Lo que preocupa es la Iglesia Católica y frecuentemente considerada no como lo que es, sino como si fuera una fuerza política nada más. Ciertamente es, en España, con gran diferencia, la confesión religiosa con más miembros e influencia, pero la tendencia a centrar los debates en ella y el modo en que se hace no deja de ser una forma de cripto-confesionalismo.
Una lectura sin prejuicios de nuestra comatosa Constitución deja claro que lo que establece es que el Estado no tiene una confesión religiosa propia y que éstas pueden llevar a cabo una vida similar a la de cualquier otro grupo social, sin restricciones ni cordones sanitarios para que sus perniciosas influencias no contaminen ni los aparatos del Estado ni ningún otro espacio del común. Sin embargo, en gran parte de la opinión pública, a base de una machacona propaganda, se da por sentado que lo constitucional es el Estado laico.
Si, por ejemplo, Dionisio Llamazares, director de la Cátedra Fernando de los Ríos sobre Laicidad y Libertades Públicas de la Carlos III y presidente de la asociación Derecho, Laicidad y Libertades, dice que la financiación de la Iglesia es inconstitucional, rápidamente los argumentos que se utilizarán apelarán a la, sobre el papel, vigente Constitución. ¿Pero todo esto de qué sirve? Ciertamente hay que hacerlo, pero se antoja insuficiente.
Suelo calificar a nuestra Ley fundamental de comatosa, porque ni está muerta ni está viva. En principio, está vigente, pero, de hecho, está arrinconada y en desuso en muchos aspectos, no sé si "más yacente que vigente", que dijo Unamuno de la deutero-republicana. No sería difícil –sin necesidad de recurrir a las gestas del Tribunal Constitucional– enumerar casos que avalaran el poder afirmar la propensión a elidir con todo tipo de circunloquios y perífrasis la Constitución. Lo cual cuenta con la connivencia de la apatía social, salvas sean las correspondientes excepciones. El caso del aborto es paradigmático, aunque no el único. Un delito es tratado en la práctica como un derecho y los poderes públicos y la sociedad, en general, miran a otro lado. Y, cuando se descubre el pastel de dimensiones genocidas, se plantean cambios legislativos claramente anticonstitucionales. No importa, la facticidad y la somnolencia social digerirán todo.

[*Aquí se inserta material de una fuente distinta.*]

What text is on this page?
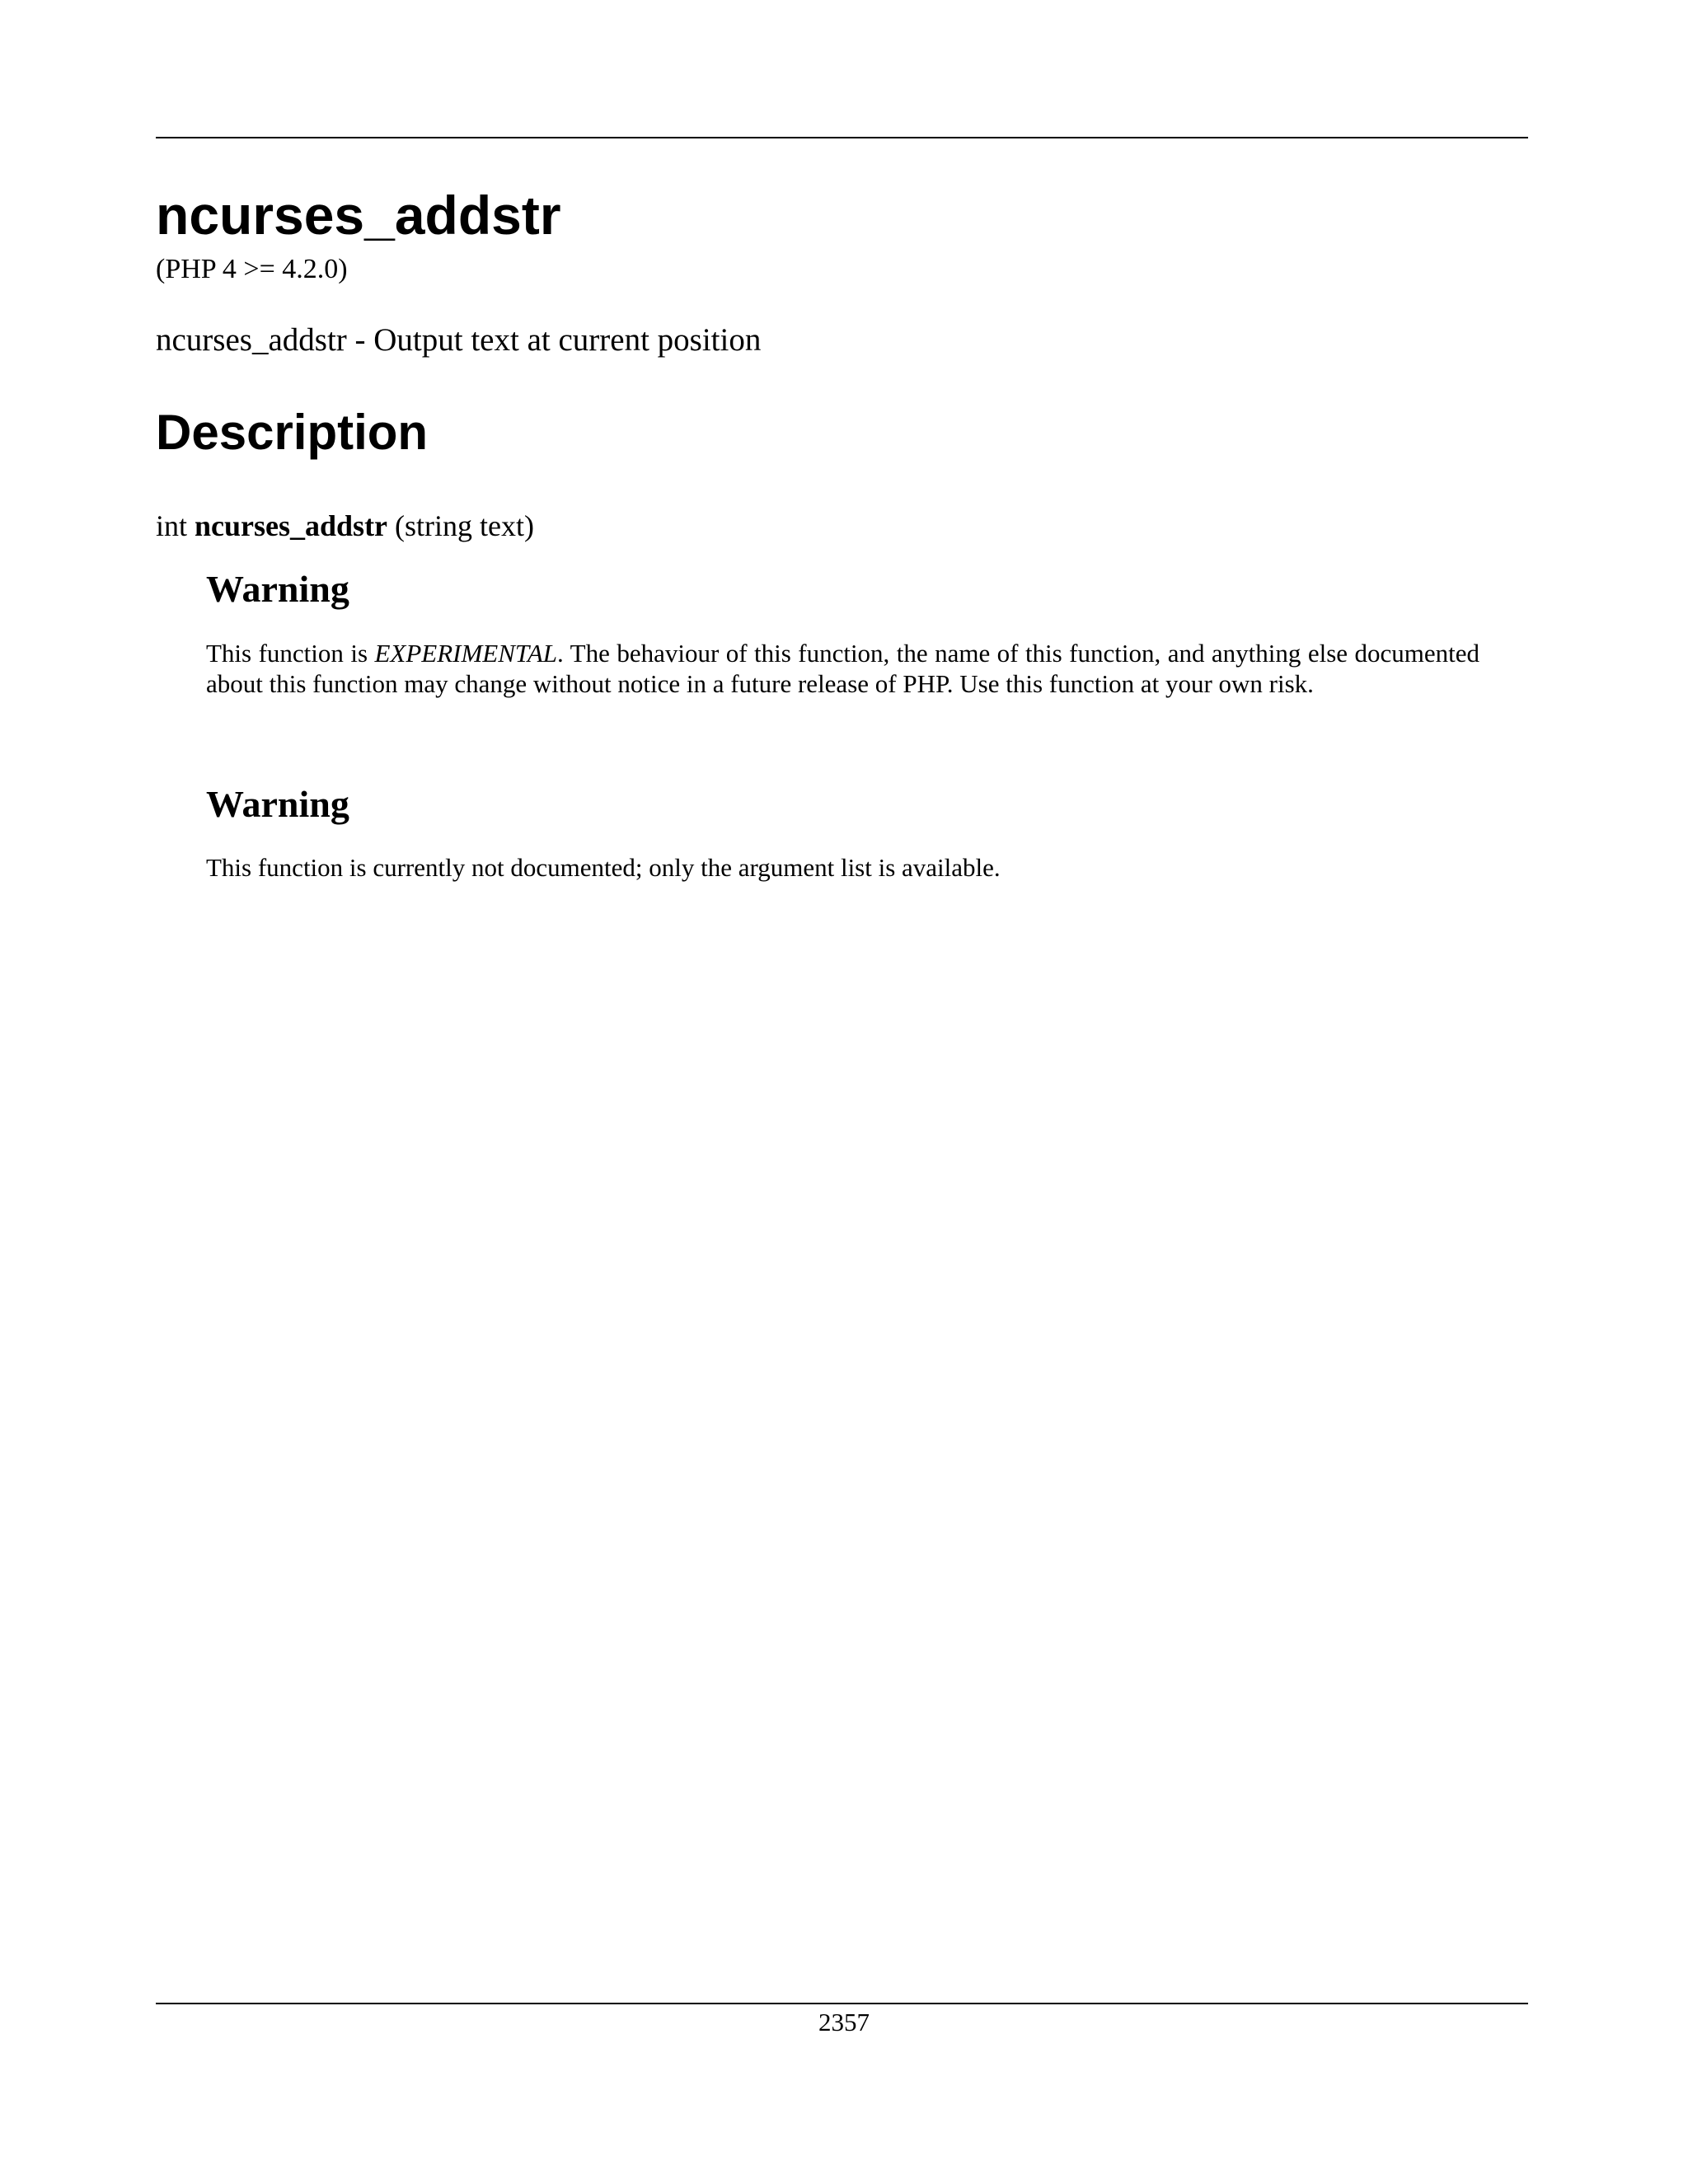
ncurses_addstr
(PHP 4 >= 4.2.0)
ncurses_addstr - Output text at current position
Description
int ncurses_addstr (string text)
Warning

This function is EXPERIMENTAL. The behaviour of this function, the name of this function, and anything else documented about this function may change without notice in a future release of PHP. Use this function at your own risk.

Warning

This function is currently not documented; only the argument list is available.

2357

Por esta vía de los hechos consumados y la abulia social, previamente cultivada con la habitual narcosis mediática, no solamente pueden quedar en el alero muchos derechos individuales, sino que también se llega a la existencia de ciudadanías contradictorias; los españoles que viven en unas regiones tienen privilegios respecto de los de otras y, dentro de una, unos ciudadanos son más ciudadanos que otros. ¿Sirve de algo apelar a la Constitución? Pasito a pasito se va diluyendo la división de poderes y el imperio de la Ley; como dice Agapito Maestre, de un Estado de Derecho, estamos pasando a un Régimen de Derechos. Y, en estos casos, el ciudadano queda al arbitrio de quien detente el poder.
¿No es esto lo que subyace a la petición que hizo el cardenal de Barcelona? Ante la Ley de Templos de Culto de la Generalidad, ante el creciente intervencionismo de la administración autonómica, Monseñor Martínez apeló a la Constitución y pidió que fuera el Parlamento español quien regulara, por ley orgánica, la libertad religiosa. ¿Qué eco ha tenido esto? Poco, muy poco, pese a ser una metonimia de la vida nacional actual. Vemos el fragmento, el interés particular de un grupo para algo específico en una región determinada y hemos perdido la visión global y la verdadera solidaridad, capaz de percatarse de que en lo concreto se juega lo universal y viceversa.
Mientras tanto, persistiremos en jugar a que la Constitución está viva, seguiremos brizando la siesta social, no sea que su vigilia rompa la paz del rebaño de Morfeo.